C’est tout un pan de la culture israélienne méconnu de beaucoup, mais apprécié par plus encore.

Quel plaisir de voir des troupes de jeunes enfants, adolescents, adultes, handicapés en chaises roulantes se produire sur la scène du festival de Carmiel (qui s’est déroulé du 8 au 10 août dernier) !

Quel plaisir de voir les kikar (places) de chaque grande ville grouiller de danseurs de tous âges et milieux après Shabbat ! Que dire du fait que ces danses se retrouvent dans le monde entier ?

Il y a des thèses à écrire pour expliquer pourquoi et comment on danse les rikoudey am à Singapour ou au Japon…

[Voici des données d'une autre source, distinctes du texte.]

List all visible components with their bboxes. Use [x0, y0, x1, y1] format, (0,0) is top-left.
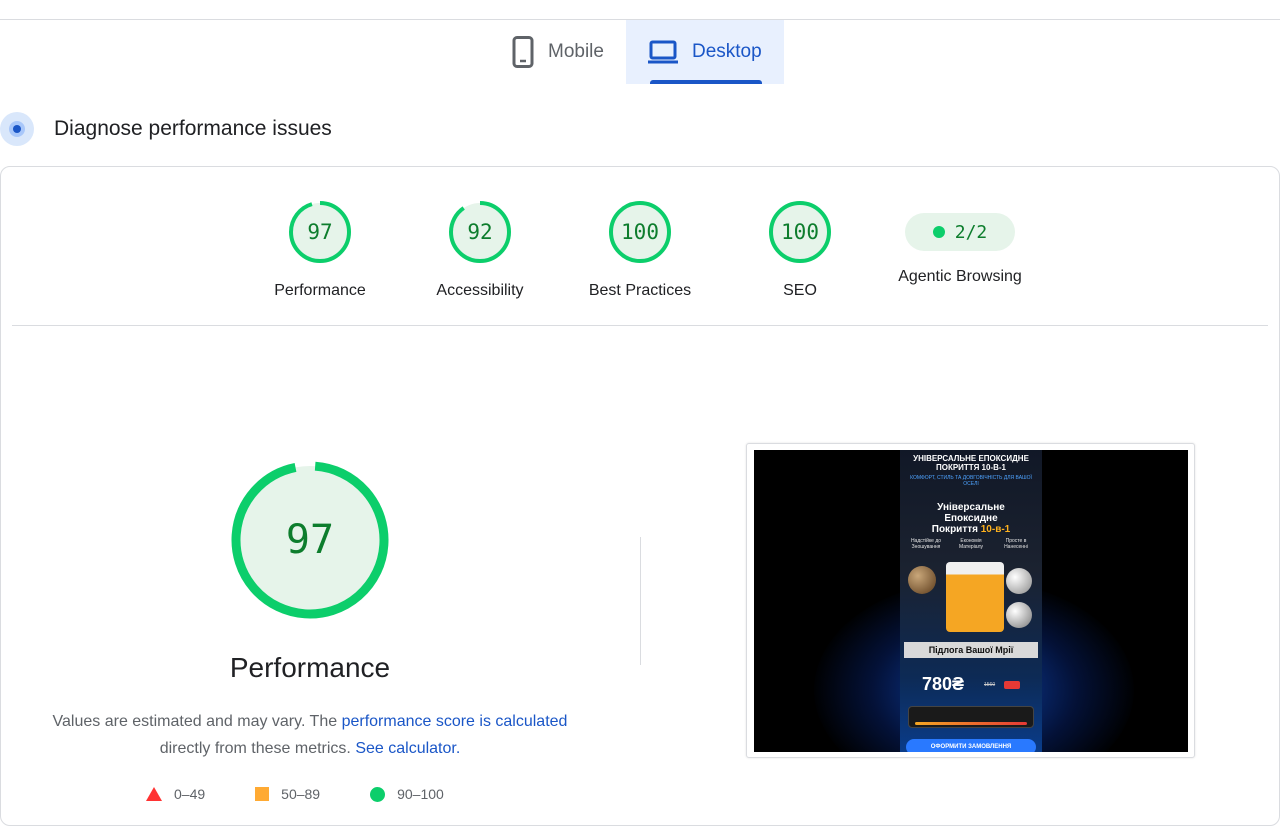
screenshot-title-line2: Епоксидне: [944, 513, 998, 524]
stock-bar: [915, 722, 1027, 725]
note-text-1: Values are estimated and may vary. The: [52, 713, 342, 730]
screenshot-order-button: ОФОРМИТИ ЗАМОВЛЕННЯ: [906, 739, 1036, 752]
screenshot-feature-2: Економія Матеріалу: [959, 538, 983, 550]
screenshot-feature-1: Надстійке до Зношування: [910, 538, 942, 550]
screenshot-price: 780₴: [922, 674, 965, 694]
gauge-accessibility[interactable]: 92 Accessibility: [400, 200, 560, 300]
diagnose-header: Diagnose performance issues: [0, 112, 332, 146]
screenshot-title-line3: Покриття: [931, 524, 981, 535]
gauge-label-seo: SEO: [783, 282, 817, 299]
gauge-seo[interactable]: 100 SEO: [720, 200, 880, 300]
tab-desktop-label: Desktop: [691, 41, 762, 62]
tab-desktop[interactable]: Desktop: [625, 20, 784, 84]
screenshot-title-accent: 10-в-1: [980, 524, 1011, 535]
gauge-label-accessibility: Accessibility: [436, 282, 524, 299]
performance-note: Values are estimated and may vary. The p…: [30, 708, 590, 762]
agentic-value: 2/2: [954, 221, 988, 243]
pass-dot-icon: [932, 226, 945, 238]
gauge-score-accessibility: 92: [467, 220, 493, 244]
gauge-score-best-practices: 100: [621, 220, 659, 244]
gauge-performance[interactable]: 97 Performance: [240, 200, 400, 300]
category-gauges: 97 Performance 92 Accessibility 100 Best…: [240, 200, 1040, 300]
screenshot-header: УНІВЕРСАЛЬНЕ ЕПОКСИДНЕ ПОКРИТТЯ 10-В-1: [913, 454, 1029, 472]
fail-triangle-icon: [146, 787, 162, 801]
screenshot-title-line1: Універсальне: [937, 502, 1005, 513]
agentic-pill: 2/2: [904, 213, 1016, 251]
screenshot-banner: Підлога Вашої Мрії: [904, 642, 1038, 658]
performance-big-score: 97: [285, 517, 335, 563]
gauge-score-seo: 100: [781, 220, 819, 244]
diagnose-title: Diagnose performance issues: [54, 117, 332, 140]
stock-warning: [908, 706, 1034, 728]
tab-mobile-label: Mobile: [548, 41, 604, 62]
tab-mobile[interactable]: Mobile: [490, 20, 626, 84]
product-sample-image: [1006, 602, 1032, 628]
gauge-agentic-browsing[interactable]: 2/2 Agentic Browsing: [880, 200, 1040, 300]
gauge-label-performance: Performance: [274, 282, 366, 299]
pass-circle-icon: [370, 786, 386, 802]
gauge-score-performance: 97: [307, 220, 333, 244]
screenshot-feature-3: Просте в Нанесенні: [1004, 538, 1028, 550]
performance-title: Performance: [229, 652, 391, 683]
gauge-label-best-practices: Best Practices: [588, 282, 692, 299]
see-calculator-link[interactable]: See calculator.: [355, 740, 460, 757]
screenshot-old-price: 1560: [984, 682, 996, 688]
gauge-best-practices[interactable]: 100 Best Practices: [560, 200, 720, 300]
average-square-icon: [255, 787, 270, 801]
performance-big-gauge: 97: [230, 460, 390, 620]
note-text-2: directly from these metrics.: [159, 740, 356, 757]
gauge-label-agentic-browsing: Agentic Browsing: [898, 268, 1022, 285]
laptop-icon: [647, 40, 678, 64]
smartphone-icon: [512, 36, 534, 68]
product-can-image: [946, 562, 1004, 632]
screenshot-title: Універсальне Епоксидне Покриття 10-в-1: [900, 502, 1042, 535]
vertical-divider: [640, 537, 641, 665]
product-sample-image: [908, 566, 936, 594]
product-sample-image: [1006, 568, 1032, 594]
screenshot-page: УНІВЕРСАЛЬНЕ ЕПОКСИДНЕ ПОКРИТТЯ 10-В-1 К…: [900, 450, 1042, 752]
gauges-divider: [12, 325, 1268, 326]
performance-score-link[interactable]: performance score is calculated: [342, 713, 568, 730]
device-tabs: Mobile Desktop: [490, 20, 784, 84]
discount-badge: [1004, 681, 1020, 689]
screenshot-subheader: КОМФОРТ, СТИЛЬ ТА ДОВГОВІЧНІСТЬ ДЛЯ ВАШО…: [910, 475, 1032, 487]
final-screenshot: УНІВЕРСАЛЬНЕ ЕПОКСИДНЕ ПОКРИТТЯ 10-В-1 К…: [754, 450, 1188, 752]
target-icon: [0, 112, 34, 146]
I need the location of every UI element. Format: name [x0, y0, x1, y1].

Quel paradoxe que ce phénomène purement israélien ne se trouve pas « rak be Israel » (seulement en Israël) !

Alors oui, oui, je recommande de venir danser, de vibrer sur des airs yéménites ou de klezmer, et de partager ce plaisir avec nous, les accros, les débutants, les gracieux, les maladroits, tous heureux d’être là, ensemble.